Markantes Eckhaus: "Weißensseer Spitze"

Das Wohnhaus an der „Weißenseer Spitze“ in der Gustav-Adolf-Straße, Ecke Heinersdorfer Straße wurde 1909 vom Architekten Andreé Wischkat für den Bauherrn W. Nitschke geplant. Es wurde als klassisches Wohnhaus mit gewerblicher Nutzung im Erdgeschoß errichtet. Unmittelbar an der Gabelung am Ende der Prenzlauer Allee platziert, steht es auch synonym für einen ganzen Stadtteil von Weißensee.

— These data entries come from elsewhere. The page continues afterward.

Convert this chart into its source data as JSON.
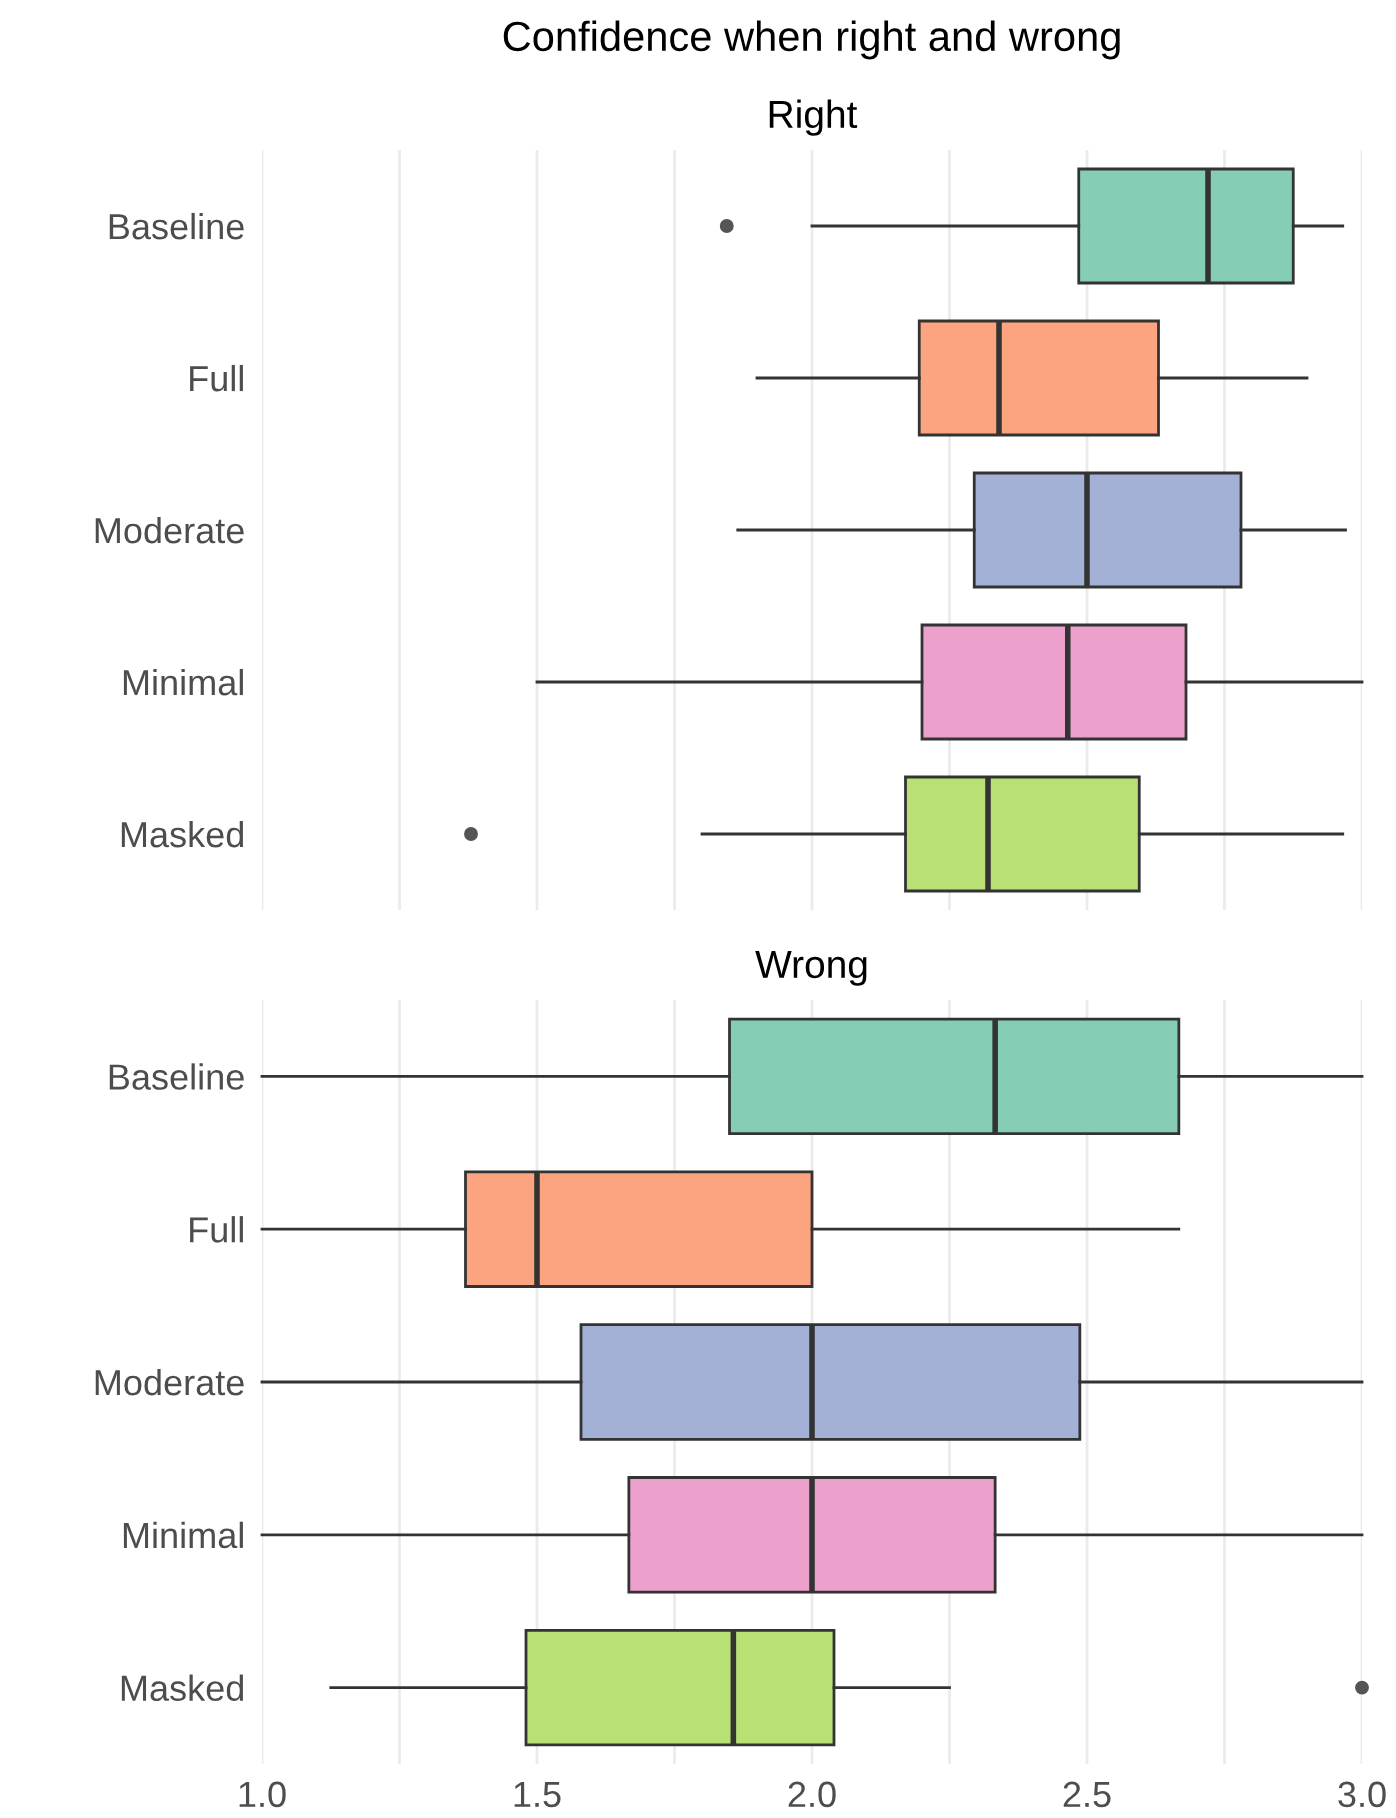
{
  "chart_data": [
    {
      "type": "box",
      "title": "Confidence when right and wrong",
      "subtitle": "Right",
      "orientation": "horizontal",
      "categories": [
        "Baseline",
        "Full",
        "Moderate",
        "Minimal",
        "Masked"
      ],
      "colors": [
        "#85ceb5",
        "#fca47f",
        "#a3b1d6",
        "#eca1cd",
        "#b9e075"
      ],
      "boxes": [
        {
          "low": 2.0,
          "q1": 2.485,
          "median": 2.72,
          "q3": 2.875,
          "high": 2.965,
          "outliers": [
            1.845
          ]
        },
        {
          "low": 1.9,
          "q1": 2.195,
          "median": 2.34,
          "q3": 2.63,
          "high": 2.9
        },
        {
          "low": 1.865,
          "q1": 2.295,
          "median": 2.5,
          "q3": 2.78,
          "high": 2.97
        },
        {
          "low": 1.5,
          "q1": 2.2,
          "median": 2.465,
          "q3": 2.68,
          "high": 3.0
        },
        {
          "low": 1.8,
          "q1": 2.17,
          "median": 2.32,
          "q3": 2.595,
          "high": 2.965,
          "outliers": [
            1.38
          ]
        }
      ],
      "xlim": [
        1.0,
        3.0
      ],
      "xticks": [
        {
          "value": 1.0,
          "label": null
        },
        {
          "value": 1.25,
          "label": null
        },
        {
          "value": 1.5,
          "label": null
        },
        {
          "value": 1.75,
          "label": null
        },
        {
          "value": 2.0,
          "label": null
        },
        {
          "value": 2.25,
          "label": null
        },
        {
          "value": 2.5,
          "label": null
        },
        {
          "value": 2.75,
          "label": null
        },
        {
          "value": 3.0,
          "label": null
        }
      ],
      "grid": "x",
      "tick_labels": "y"
    },
    {
      "type": "box",
      "subtitle": "Wrong",
      "orientation": "horizontal",
      "categories": [
        "Baseline",
        "Full",
        "Moderate",
        "Minimal",
        "Masked"
      ],
      "colors": [
        "#85ceb5",
        "#fca47f",
        "#a3b1d6",
        "#eca1cd",
        "#b9e075"
      ],
      "boxes": [
        {
          "low": 1.0,
          "q1": 1.85,
          "median": 2.333,
          "q3": 2.667,
          "high": 3.0
        },
        {
          "low": 1.0,
          "q1": 1.37,
          "median": 1.5,
          "q3": 2.0,
          "high": 2.667
        },
        {
          "low": 1.0,
          "q1": 1.58,
          "median": 2.0,
          "q3": 2.487,
          "high": 3.0
        },
        {
          "low": 1.0,
          "q1": 1.667,
          "median": 2.0,
          "q3": 2.333,
          "high": 3.0
        },
        {
          "low": 1.125,
          "q1": 1.48,
          "median": 1.857,
          "q3": 2.04,
          "high": 2.25,
          "outliers": [
            3.0
          ]
        }
      ],
      "xlim": [
        1.0,
        3.0
      ],
      "xticks": [
        {
          "value": 1.0,
          "label": "1.0"
        },
        {
          "value": 1.25,
          "label": null
        },
        1.5,
        {
          "value": 1.75,
          "label": null
        },
        {
          "value": 2.0,
          "label": "2.0"
        },
        {
          "value": 2.25,
          "label": null
        },
        2.5,
        {
          "value": 2.75,
          "label": null
        },
        {
          "value": 3.0,
          "label": "3.0"
        }
      ],
      "grid": "x"
    }
  ]
}
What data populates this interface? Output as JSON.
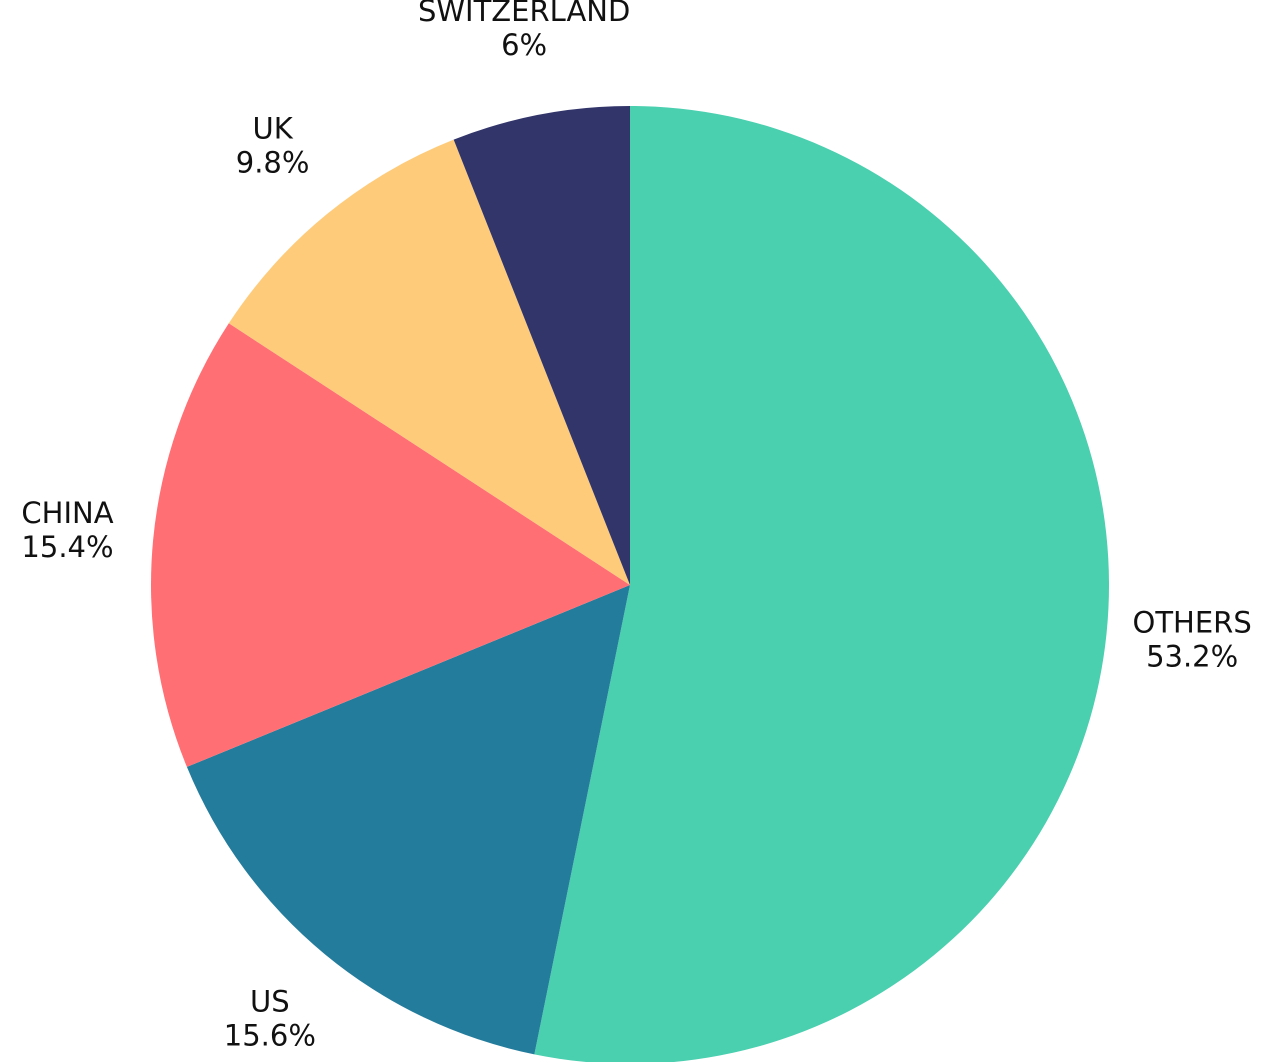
{
  "chart_data": {
    "type": "pie",
    "categories": [
      "OTHERS",
      "US",
      "CHINA",
      "UK",
      "SWITZERLAND"
    ],
    "values": [
      53.2,
      15.6,
      15.4,
      9.8,
      6
    ],
    "value_labels": [
      "53.2%",
      "15.6%",
      "15.4%",
      "9.8%",
      "6%"
    ],
    "colors": [
      "#4acfaf",
      "#247c9c",
      "#ff6f74",
      "#fecb7b",
      "#32356a"
    ]
  }
}
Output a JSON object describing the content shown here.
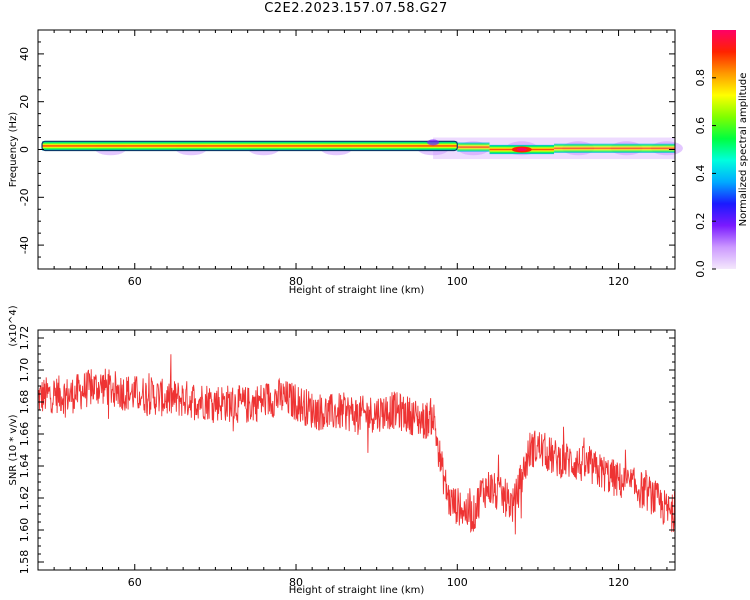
{
  "title": "C2E2.2023.157.07.58.G27",
  "chart_data": [
    {
      "type": "heatmap",
      "xlabel": "Height of straight line (km)",
      "ylabel": "Frequency (Hz)",
      "xlim": [
        48,
        127
      ],
      "ylim": [
        -50,
        50
      ],
      "x_ticks": [
        60,
        80,
        100,
        120
      ],
      "y_ticks": [
        -40,
        -20,
        0,
        20,
        40
      ],
      "colorbar": {
        "label": "Normalized spectral amplitude",
        "range": [
          0.0,
          1.0
        ],
        "ticks": [
          "0.0",
          "0.2",
          "0.4",
          "0.6",
          "0.8"
        ],
        "colormap": "rainbow",
        "colors": [
          "#f4e8fc",
          "#cc99ff",
          "#7a1aff",
          "#1a1aff",
          "#00aaff",
          "#00ffdd",
          "#00ff40",
          "#80ff00",
          "#ffff00",
          "#ff9900",
          "#ff2200",
          "#ff0066"
        ]
      },
      "ridge": {
        "x_from": 48.5,
        "x_to": 127,
        "segments": [
          {
            "x": [
              48.5,
              100
            ],
            "freq_hz": 1.5,
            "peak_amplitude": 0.95
          },
          {
            "x": [
              100,
              104
            ],
            "freq_hz": 1.0,
            "peak_amplitude": 0.5
          },
          {
            "x": [
              104,
              112
            ],
            "freq_hz": 0.0,
            "peak_amplitude": 0.9
          },
          {
            "x": [
              112,
              127
            ],
            "freq_hz": 0.5,
            "peak_amplitude": 0.45
          }
        ],
        "halo_xs": [
          57,
          67,
          76,
          85,
          97,
          102,
          108,
          115,
          121,
          126
        ]
      }
    },
    {
      "type": "line",
      "xlabel": "Height of straight line (km)",
      "ylabel": "SNR (10 * v/v)",
      "y_multiplier": "(x10^4)",
      "xlim": [
        48,
        127
      ],
      "ylim": [
        1.575,
        1.725
      ],
      "x_ticks": [
        60,
        80,
        100,
        120
      ],
      "y_ticks": [
        1.58,
        1.6,
        1.62,
        1.64,
        1.66,
        1.68,
        1.7,
        1.72
      ],
      "color": "#ee3333",
      "series": [
        {
          "x": [
            48,
            50,
            52,
            54,
            56,
            58,
            60,
            62,
            64,
            66,
            68,
            70,
            72,
            74,
            76,
            78,
            80,
            82,
            84,
            86,
            88,
            90,
            92,
            94,
            96,
            97,
            98,
            99,
            100,
            101,
            102,
            103,
            104,
            105,
            106,
            107,
            108,
            109,
            110,
            112,
            114,
            116,
            118,
            120,
            122,
            124,
            126,
            127
          ],
          "y": [
            1.683,
            1.685,
            1.684,
            1.688,
            1.69,
            1.687,
            1.685,
            1.684,
            1.682,
            1.682,
            1.681,
            1.68,
            1.679,
            1.678,
            1.681,
            1.683,
            1.68,
            1.675,
            1.673,
            1.674,
            1.672,
            1.673,
            1.675,
            1.672,
            1.668,
            1.672,
            1.64,
            1.618,
            1.615,
            1.612,
            1.609,
            1.624,
            1.627,
            1.622,
            1.62,
            1.615,
            1.633,
            1.65,
            1.652,
            1.645,
            1.643,
            1.64,
            1.636,
            1.631,
            1.627,
            1.622,
            1.612,
            1.61
          ],
          "noise_amplitude": 0.012
        }
      ]
    }
  ]
}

Die Prenzlauer Allee ist eine der zentralen radialen Straßenachsen Berlins. An der „Weißenseer Spitze“ verzweigt sich die Achse in die Prenzlauer Promenade (ehemals Uckermarckstraße) und in die Heinersdorfer- und Gustav-Adolf-Straße an der Grenze der drei Bezirke Weißensee, Pankow und Prenzlauer Berg.

Das Stadthaus dominiert die städtebauliche Situation am Caligariplatz. Nach grundlegender Modernisierung ist es wieder zum markanten Stadtbaustein geworden, der Aufbruchstimmung signalisiert. Ein neues Back-Café und ein erster SPÄTI in der Gustav-Adolf-Straße signalisieren neu erkannte Geschäftschancen. Insgesamt sind hier 25 hochwertig sanierte Wohnungen und 4 Ladeneinheiten entstanden.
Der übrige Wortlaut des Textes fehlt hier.